(3-5)
「雑兵なんて、死んでも雑兵だ」
そうつぶやいた藤吉郎は俺に構わず砦の中を見て回っていた。
重い現実に打ちのめされて俺はなかなか立ち上がれなかった。
俺が甘いのか。
現実が過酷なのか。
風が吹いて、血の臭いが鼻にかかる。
腹の底から酸っぱいものがこみ上げてくる。
人を殺す場面には現実味がなかったのに、血の臭いの生々しさが感情を深くえぐってきた。
「う、お、おえっ……」
食ったものを吐き出しそうな俺の頭を藤吉郎が押さえつける。
「吐くな。食ったものはクソになるまで出すな。俺たち足軽は城で握り飯一つもらうためにこういうことをしておるのだ。握り飯一つは人の命と同じ。大事なものを吐くんじゃない」
――俺が間違っていたのか。
戦国時代で勝ち残るということは敵を倒す、いや、殺すということだ。
《勝つ》の反対は《負ける》じゃない。
殺されるということだ。
「おぬしは人を殺したことはないのか?」
藤吉郎に問われた俺は静かに首を振った。
あるわけないだろ。
人殺しなんて、絶対にやっちゃいけない犯罪だと、教わらなくたって子供の頃から当たり前のように思っていた。
「なら、今ここで人を刺す練習でもしておけ」
――はあ?
何言ってんだよ。
「死体相手なら、抵抗もされぬ。
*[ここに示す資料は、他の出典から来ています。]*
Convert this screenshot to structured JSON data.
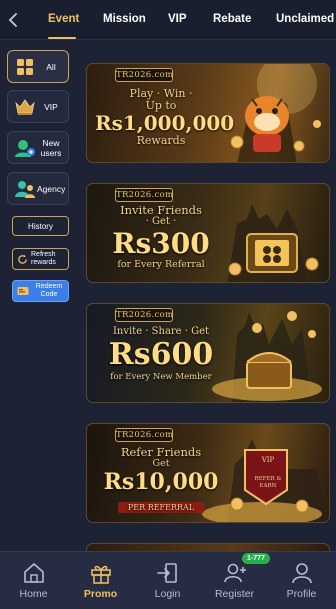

人を刺すことになれておかないと、いざというときに今のように腰が抜けて逆にやられるだけだ」
俺を見下ろしながらそう言った藤吉郎の顔は鬼でも野獣でもない普通の人間の顔だった。
「脇差しぐらいは持っていた方がいいぞ」と、藤吉郎は権造さんの腰を指さした。「もらっておけ」
ためらっている俺に、藤吉郎はぽつりとつぶやいた。
「遠慮するな。形見だ」
言い方を変えたくらいで罪悪感が消えるはずがない。
だが、なんとか腰を上げた俺は権造さんの遺体の前で手を合わせ、そして、言われたとおりに腰から脇差しを鞘ごと抜き取った。
――すみません。
使わせてもらいます。
人を刺す練習はできなかったけど、敵の追い剥ぎと変わらないことをした。
もう後戻りはできない。
俺は権造さんの脇差しをベルトを緩めて腰に差した。
「侍の真似は似合わぬな」
鼻で笑う藤吉郎に、俺は答えた。
「死にたくないんで」
視線を落とした藤吉郎が額を掻く。
「初陣の時はみな腰が抜けるものよ。おぬしはまだ吐かなかっただけましだ。俺は全部吐いちまったからな」
何の励ましにもならない言葉に返す答えなどない。
「行くぞ。早くお館様にお知らせしなければ」
生き残った者がいないことを確認した俺たちは丸根砦を後にし、清洲城に向かった。